In partial dependence plots, we just care about the trend, not the actual y value. So this shows that: Users with an old account are much better than new users China is really bad, all other countries are similar with Germany being the best The site works very well for young people and bad for less young people (>30 yrs old) Source is irrelevant Let’s now build a simple decision tree and check the 2 or 3 most important segments:

tree = rpart(data$converted ~ ., data[, -c(5,ncol(data))],
control = rpart.control(maxdepth = 3),
parms = list(prior = c(0.7, 0.3)))
tree
## n= 316198 
## 
## node), split, n, loss, yval, (yprob)
##       * denotes terminal node
## 
##  1) root 316198 94859.4000 0 (0.70000000 0.30000000)  
##    2) new_user=1 216744 28268.0600 0 (0.84540048 0.15459952) *
##    3) new_user=0 99454 66591.3400 0 (0.50063101 0.49936899)  
##      6) country=China 23094   613.9165 0 (0.96445336 0.03554664) *
##      7) country=DE,UK,US 76360 50102.8100 1 (0.43162227 0.56837773)  
##       14) age>=29.5 38341 19589.5200 0 (0.57227507 0.42772493) *
##       15) age< 29.5 38019 23893.0000 1 (0.33996429 0.66003571) *

Some conclusions and suggestions:

  1. The site is working very well for young users.

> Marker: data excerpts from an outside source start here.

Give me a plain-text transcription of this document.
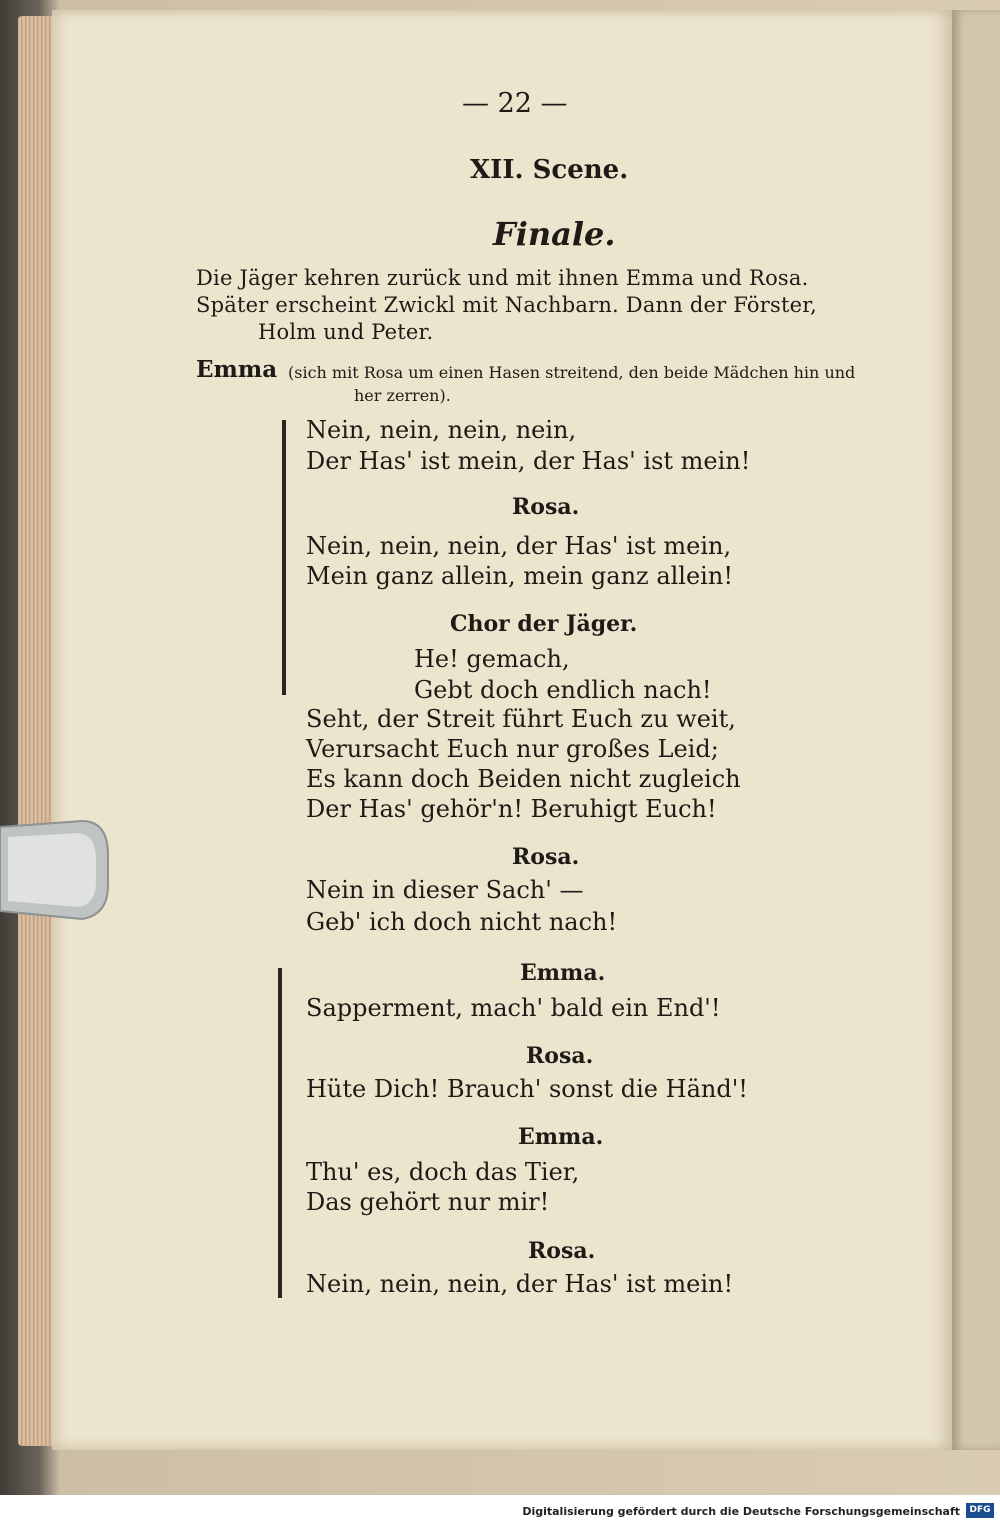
— 22 —
XII. Scene.
Finale.
Die Jäger kehren zurück und mit ihnen Emma und Rosa.
Später erscheint Zwickl mit Nachbarn. Dann der Förster,
Holm und Peter.
Emma (sich mit Rosa um einen Hasen streitend, den beide Mädchen hin und
her zerren).
Nein, nein, nein, nein,
Der Has' ist mein, der Has' ist mein!
Rosa.
Nein, nein, nein, der Has' ist mein,
Mein ganz allein, mein ganz allein!
Chor der Jäger.
He! gemach,
Gebt doch endlich nach!
Seht, der Streit führt Euch zu weit,
Verursacht Euch nur großes Leid;
Es kann doch Beiden nicht zugleich
Der Has' gehör'n! Beruhigt Euch!
Rosa.
Nein in dieser Sach' —
Geb' ich doch nicht nach!
Emma.
Sapperment, mach' bald ein End'!
Rosa.
Hüte Dich! Brauch' sonst die Händ'!
Emma.
Thu' es, doch das Tier,
Das gehört nur mir!
Rosa.
Nein, nein, nein, der Has' ist mein!
Digitalisierung gefördert durch die Deutsche Forschungsgemeinschaft	DFG
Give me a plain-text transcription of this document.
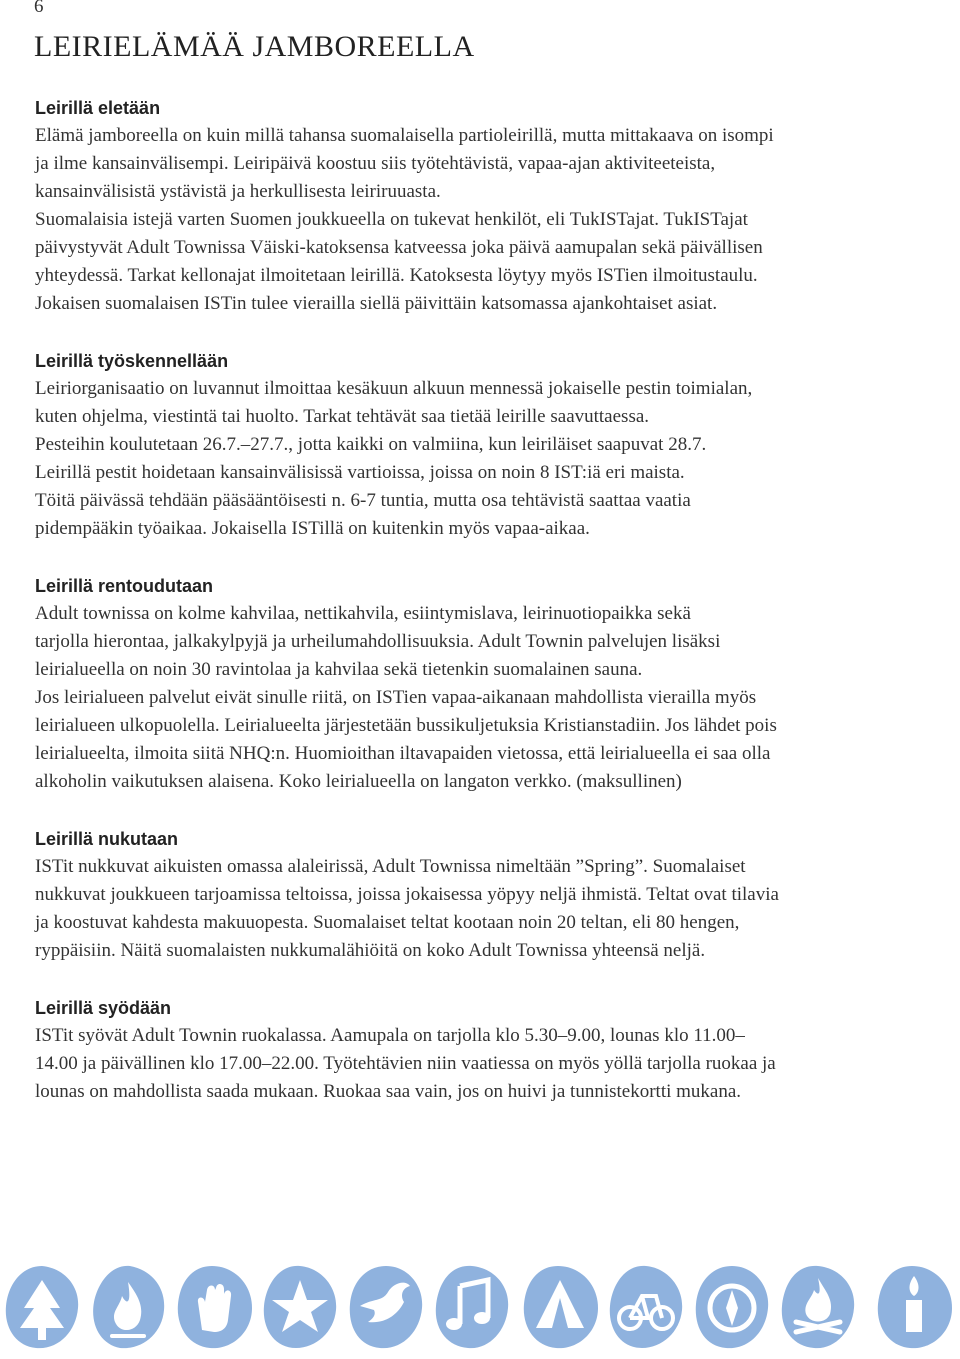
6
LEIRIELÄMÄÄ JAMBOREELLA
Leirillä eletään

Elämä jamboreella on kuin millä tahansa suomalaisella partioleirillä, mutta mittakaava on isompi

ja ilme kansainvälisempi. Leiripäivä koostuu siis työtehtävistä, vapaa-ajan aktiviteeteista,

kansainvälisistä ystävistä ja herkullisesta leiriruuasta.

Suomalaisia istejä varten Suomen joukkueella on tukevat henkilöt, eli TukISTajat. TukISTajat

päivystyvät Adult Townissa Väiski-katoksensa katveessa joka päivä aamupalan sekä päivällisen

yhteydessä. Tarkat kellonajat ilmoitetaan leirillä. Katoksesta löytyy myös ISTien ilmoitustaulu.

Jokaisen suomalaisen ISTin tulee vierailla siellä päivittäin katsomassa ajankohtaiset asiat.

Leirillä työskennellään

Leiriorganisaatio on luvannut ilmoittaa kesäkuun alkuun mennessä jokaiselle pestin toimialan,

kuten ohjelma, viestintä tai huolto. Tarkat tehtävät saa tietää leirille saavuttaessa.

Pesteihin koulutetaan 26.7.–27.7., jotta kaikki on valmiina, kun leiriläiset saapuvat 28.7.

Leirillä pestit hoidetaan kansainvälisissä vartioissa, joissa on noin 8 IST:iä eri maista.

Töitä päivässä tehdään pääsääntöisesti n. 6-7 tuntia, mutta osa tehtävistä saattaa vaatia

pidempääkin työaikaa. Jokaisella ISTillä on kuitenkin myös vapaa-aikaa.

Leirillä rentoudutaan

Adult townissa on kolme kahvilaa, nettikahvila, esiintymislava, leirinuotiopaikka sekä

tarjolla hierontaa, jalkakylpyjä ja urheilumahdollisuuksia. Adult Townin palvelujen lisäksi

leirialueella on noin 30 ravintolaa ja kahvilaa sekä tietenkin suomalainen sauna.

Jos leirialueen palvelut eivät sinulle riitä, on ISTien vapaa-aikanaan mahdollista vierailla myös

leirialueen ulkopuolella. Leirialueelta järjestetään bussikuljetuksia Kristianstadiin. Jos lähdet pois

leirialueelta, ilmoita siitä NHQ:n. Huomioithan iltavapaiden vietossa, että leirialueella ei saa olla

alkoholin vaikutuksen alaisena. Koko leirialueella on langaton verkko. (maksullinen)

Leirillä nukutaan

ISTit nukkuvat aikuisten omassa alaleirissä, Adult Townissa nimeltään ”Spring”. Suomalaiset

nukkuvat joukkueen tarjoamissa teltoissa, joissa jokaisessa yöpyy neljä ihmistä. Teltat ovat tilavia

ja koostuvat kahdesta makuuopesta. Suomalaiset teltat kootaan noin 20 teltan, eli 80 hengen,

ryppäisiin. Näitä suomalaisten nukkumalähiöitä on koko Adult Townissa yhteensä neljä.

Leirillä syödään

ISTit syövät Adult Townin ruokalassa. Aamupala on tarjolla klo 5.30–9.00, lounas klo 11.00–

14.00 ja päivällinen klo 17.00–22.00. Työtehtävien niin vaatiessa on myös yöllä tarjolla ruokaa ja

lounas on mahdollista saada mukaan. Ruokaa saa vain, jos on huivi ja tunnistekortti mukana.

Definitely let’s tell marketing to advertise and use marketing channel which are more likely to reach young people.

  2. The site is working very well for Germany in terms of conversion. But the summary showed that there are few Germans coming to the site: way less than UK, despite a larger population. Again,marketing should get more Germans. Big opportunity.

  3. Users with old accounts do much better. Targeted emails with offers to bring them back to the site could be a good idea to try.

  4. Something is wrong with the Chinese version of the site. It is either poorly translated, doesn’t fit the local culture, some payment issue or maybe it is just in English! Given how many users are based in China, fixing this should be a top priority. Huge opportunity.

  5. Maybe go through the UI and figure out why older users perform so poorly? From 30 y/o conversion clearly starts dropping.

  6. If I know someone has visited many pages, but hasn’t converted, she almost surely has high purchase intent. I could email her targeted offers or sending her reminders. Overall, these are probably the easiest users to make convert.